Прочастила старуха, пролепетала и примолкла, потому что до сей поры, до свидания с дочерью, так и не подумала, что же сказать-то ей с порога, как объяснить необъяснимое: почему бросила свиней и вдруг, без разрешения, без предупреждения даже прикатила в город. «Здрасте!» Выкладывать сразу про икону, что казалось таким простым и естественным дома, здесь было явно не к месту.
— Измучилась я с головой, доченька, прямо спасу нет. Все кружится, все плывет, особо по утрам. Может, думаю, порошков мне каких?
— Из-за этого хозяйство бросать да ехать с пересадками? — недовольно проворчала дочь. — Могла бы и в письме описать свои кружения, а я бы выслала что требуется: мне же только по телефону позвонить, и всю аптеку на дом принесут. Ну да ладно, раз уж приехала. Поди в ванну залезь, погрейся, а потом чайку попьем, у меня тортик остался. Погоди, халат дам, полотенце. Спасибо скажи, отгул у меня сегодня, а то поторчала бы ты на лестнице!

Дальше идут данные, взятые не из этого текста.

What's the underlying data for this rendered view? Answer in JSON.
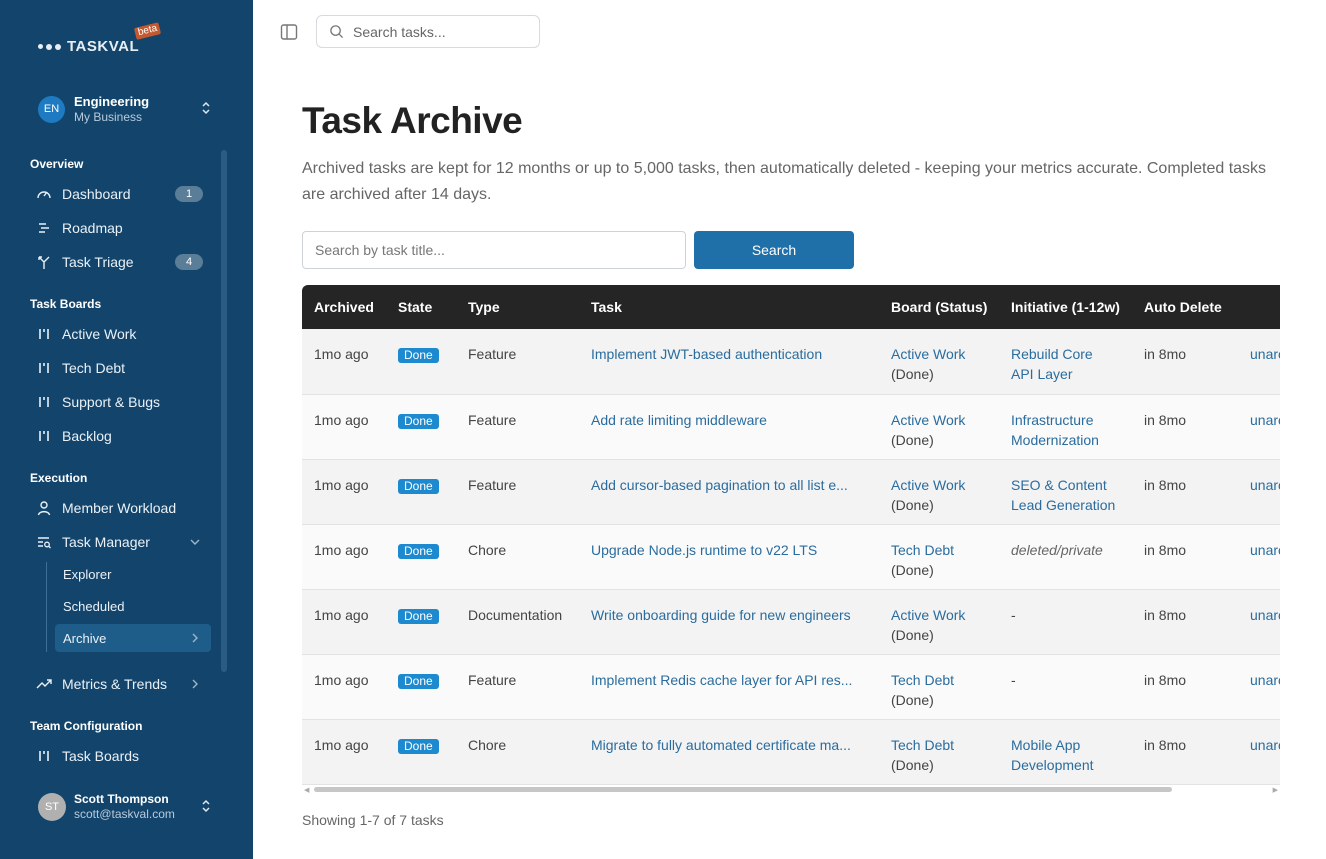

Светлана была недовольна ее самовольством, но не до крика, и старуху это ободрило. На нее всегда все ворчали, и она уже свыклась с этим ворчаньем. Смиренное молчание ее действовало не то чтобы умиротворяюще, а, скорее, как прекращение подачи горючего: огонь угасал, и наступала тишина. И старуха тихо радовалась, что открыла такой простой и безотказный способ восстановления мира в собственном доме, способ, в основе которого лежало все то же терпение. И, приняв ванну с дороги, покойно сидела за кухонным столом, чинно и неспешно пила чай, пробовала торт и конфеты и слушала свою ненаглядную и последнюю, которая к тому времени уже отошла и от удивления, и от неудовольствия.